W 2011 przyjechałam do Częstochowy na jakiś urlop niedługi i się spotkaliśmy, raz, drugi, impreza, śmiechy. Od tej pory na odległość kontakt był systematyczny
No i niestety niedługo później zmarł mój tata, w okolicach pogrzebu były też moje urodziny. I tak wyszło, że K. bardzo mnie wspierał, a w tym wszystkim nawet pamiętał o moich urodzinach, które wieczornie mi zorganizował żeby mnie trochę oderwać od tego co się stało. Potem ja wróciłam do Gdańska i okazało się, że muszę się wyprowadzać z mieszkania, do którego wprowadziłam się zaraz przed pogrzebem taty...wtedy coś mną szarpnęło, że to chyba wszystko specjalnie i że muszę wrócić do "domu", do mamy i tyle. Podjęta decyzja, K. zorganizował auto, przyjechał, zabrał moje graty. Po miesiącu, czy dwóch w Częstochowie wynajął obrzydliwą kawalerkę, w której w efekcie razem zamieszkaliśmy
w 2012 w wakacje się zaręczyliśmy, w Wielkanoc 2013 podjęliśmy decyzję o ślubie, który nastąpił 31.08.2013
No i jak widać niedługo później powstała Oliwka
A właśnie mi się przypomniało, że jak się spotkaliśmy w 2011 roku, chyba jeszcze zanim zmarł mi tata, siedząc w barze nacięliśmy sobie ręce i zawarliśmy pakt krwi
DD I wtedy mi powiedział "zostaniesz moją żoną, zobaczysz" hehe
Wiecie co, jestem zła
Moja grupa "seminaryjna" olała sprawę prezentu i kwiatów na obronę. Jak się dowiedziałam, to aż głupio mi się zrobiło i wziełam to na siebie. Znalazłam cudem adresy e-mail do tych ludzi, napisałam co myślę, ogłosiłam, że czekam na odzew i propozycje co do zakupu. Niektórzy podali jakieś propozycje, inni umywają ręce etc. W końcu po rozmowie z dziewczynami, które już broniły się u naszej Pani promotor podjęłam decyzję, że dla niej będą kwiaty, kosz ze słodyczami, książka i/lub długopis parkera. Napisałam to w zbiorowym mailu, podałam numer konta itd. Zamówiłam książkę i długopis, bo jednak realizacja trochę trwa. A tu tadaaaam telefon...że długopis to zły pomysł bo ona komuś mówiła, że ma ich już tyle, że je rozdaje.....I co ? próbować to anulować, czy zostawić tak jak jest ? K. się zirytował, powiedział, że najpierw każdy umywa ręce, a jak się za to wzięłam, decyzja została podjęta to nagle jakiś problem. Uważa, że nie powinnam anulować tego. Ja nie wiem co robić, bo z jednej strony też bym to zostawiła, a z drugiej skoro tak mówiła to może faktycznie anulować...Jestem zła.

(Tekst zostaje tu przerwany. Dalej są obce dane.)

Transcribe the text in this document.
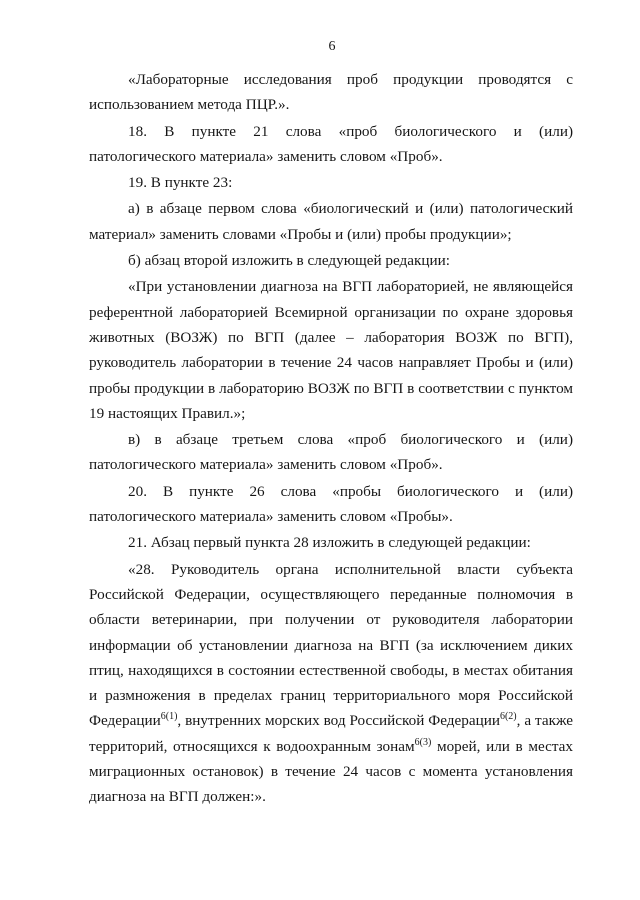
6

«Лабораторные исследования проб продукции проводятся с использованием метода ПЦР.».

18. В пункте 21 слова «проб биологического и (или) патологического материала» заменить словом «Проб».

19. В пункте 23:

а) в абзаце первом слова «биологический и (или) патологический материал» заменить словами «Пробы и (или) пробы продукции»;

б) абзац второй изложить в следующей редакции:

«При установлении диагноза на ВГП лабораторией, не являющейся референтной лабораторией Всемирной организации по охране здоровья животных (ВОЗЖ) по ВГП (далее – лаборатория ВОЗЖ по ВГП), руководитель лаборатории в течение 24 часов направляет Пробы и (или) пробы продукции в лабораторию ВОЗЖ по ВГП в соответствии с пунктом 19 настоящих Правил.»;

в) в абзаце третьем слова «проб биологического и (или) патологического материала» заменить словом «Проб».

20. В пункте 26 слова «пробы биологического и (или) патологического материала» заменить словом «Пробы».

21. Абзац первый пункта 28 изложить в следующей редакции:

«28. Руководитель органа исполнительной власти субъекта Российской Федерации, осуществляющего переданные полномочия в области ветеринарии, при получении от руководителя лаборатории информации об установлении диагноза на ВГП (за исключением диких птиц, находящихся в состоянии естественной свободы, в местах обитания и размножения в пределах границ территориального моря Российской Федерации$^{6(1)}$, внутренних морских вод Российской Федерации$^{6(2)}$, а также территорий, относящихся к водоохранным зонам$^{6(3)}$ морей, или в местах миграционных остановок) в течение 24 часов с момента установления диагноза на ВГП должен:».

No i dzisiaj byłam "na robote" dostarczyć dla K. jedzenie, miałam zostać też dzisiaj na koncerty, ale ta pogoda taka beznadziejna. Już miałam skłaniać się ku temu żeby zostać, ale brzuch mnie boli na dole jak na @, i strasznie mnie tak hmm zaczęło kłuć "w środku". Więc zadzwoniłam do K. że jednak jadę do domu. I tak od powrotu leżę i nic nie robię.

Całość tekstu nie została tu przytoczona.